Kömür ithalatına gelince; 2021’de 4,5 milyar $, 2022’de 8,8 milyar $ ve 2023’te 5 milyar $ harcadık. Türkiye dünyada en fazla kömür tüketen 9’uncu ülke… Yerli kömürün enerjimizi karşılama oranı düşüyor. Yüzde 12’lik payını koruması için yılda 3-3,5 milyon tonluk kömür üretim artışı gerekiyor.
Bakmayın sanayileşmiş ülkelerin kömürden çıkma dayatmasına… Misal İngiltere’de kömür bitince yasaklandı. Avrupa ülkeleri “ya kömür olmazsa” telaşında… Bazı bankaların “kömürü finanse etmiyoruz” böbürlenmesi de kendi servetine düşman çakma çevreci profesyonel aktivistlerden…

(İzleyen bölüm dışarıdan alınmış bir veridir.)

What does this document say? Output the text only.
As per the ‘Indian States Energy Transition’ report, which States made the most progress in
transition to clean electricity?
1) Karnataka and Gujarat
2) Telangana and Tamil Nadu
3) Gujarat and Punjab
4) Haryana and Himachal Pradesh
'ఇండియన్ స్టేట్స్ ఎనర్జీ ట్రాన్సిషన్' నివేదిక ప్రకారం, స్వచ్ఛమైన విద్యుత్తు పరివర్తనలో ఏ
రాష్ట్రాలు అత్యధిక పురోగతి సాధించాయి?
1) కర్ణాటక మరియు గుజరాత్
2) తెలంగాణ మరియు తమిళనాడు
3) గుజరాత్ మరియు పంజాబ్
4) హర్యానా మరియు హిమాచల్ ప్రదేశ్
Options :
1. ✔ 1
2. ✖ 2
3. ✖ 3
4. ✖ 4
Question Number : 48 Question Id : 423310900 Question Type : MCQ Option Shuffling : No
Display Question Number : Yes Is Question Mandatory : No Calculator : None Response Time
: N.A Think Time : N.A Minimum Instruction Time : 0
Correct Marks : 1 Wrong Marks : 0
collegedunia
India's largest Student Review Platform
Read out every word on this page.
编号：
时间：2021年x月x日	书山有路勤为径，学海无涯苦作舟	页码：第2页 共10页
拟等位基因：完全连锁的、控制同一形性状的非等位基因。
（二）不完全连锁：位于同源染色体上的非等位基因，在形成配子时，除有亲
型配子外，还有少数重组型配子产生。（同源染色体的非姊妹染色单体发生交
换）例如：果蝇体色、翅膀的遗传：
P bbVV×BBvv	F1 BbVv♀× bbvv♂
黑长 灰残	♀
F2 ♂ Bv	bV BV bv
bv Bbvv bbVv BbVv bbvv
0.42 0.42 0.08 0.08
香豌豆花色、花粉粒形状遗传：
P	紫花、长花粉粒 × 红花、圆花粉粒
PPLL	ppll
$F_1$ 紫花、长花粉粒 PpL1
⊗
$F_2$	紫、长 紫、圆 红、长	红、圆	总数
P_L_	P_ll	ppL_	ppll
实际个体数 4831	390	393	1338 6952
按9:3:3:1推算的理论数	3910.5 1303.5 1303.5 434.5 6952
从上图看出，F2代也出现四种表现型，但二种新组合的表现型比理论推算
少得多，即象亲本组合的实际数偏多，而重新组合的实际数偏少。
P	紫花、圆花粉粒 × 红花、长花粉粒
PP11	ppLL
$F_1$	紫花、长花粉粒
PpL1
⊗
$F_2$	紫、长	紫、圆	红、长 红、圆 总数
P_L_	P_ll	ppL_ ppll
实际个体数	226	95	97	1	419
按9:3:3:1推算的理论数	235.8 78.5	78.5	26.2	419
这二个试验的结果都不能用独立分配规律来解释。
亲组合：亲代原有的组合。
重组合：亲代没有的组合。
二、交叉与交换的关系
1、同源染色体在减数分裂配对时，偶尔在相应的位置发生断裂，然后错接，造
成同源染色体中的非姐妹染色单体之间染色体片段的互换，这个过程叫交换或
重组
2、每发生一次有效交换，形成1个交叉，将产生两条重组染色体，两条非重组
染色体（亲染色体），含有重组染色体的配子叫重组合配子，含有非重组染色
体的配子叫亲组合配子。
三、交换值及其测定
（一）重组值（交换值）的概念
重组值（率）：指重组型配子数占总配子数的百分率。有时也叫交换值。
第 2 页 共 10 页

20 milyar tonluk rezerv sahibi ülkemizin bazı kötülükleri var bahanesiyle kömürden çıkmaması gerek. Zeytin yasası da sorunlu… Ağaç nakledilir ama kömür hala milyarlarca yıldır aynı yerde. Ruhsat güveni yok diye yatırımcı da buradan uzak tutuluyor. Kömürüne düşman çevreciler bilsin istedim.
Gine’nin bağımsızlık günü, sömürgeci Fransızların son kömür vagonunu ocaktan çıkardıkları gün idi. Ülke kaynaklarını tüketince özgürlük verdiler. 5 yılda 50 milyar $’lık net katkı neden tu kaka ediliyor?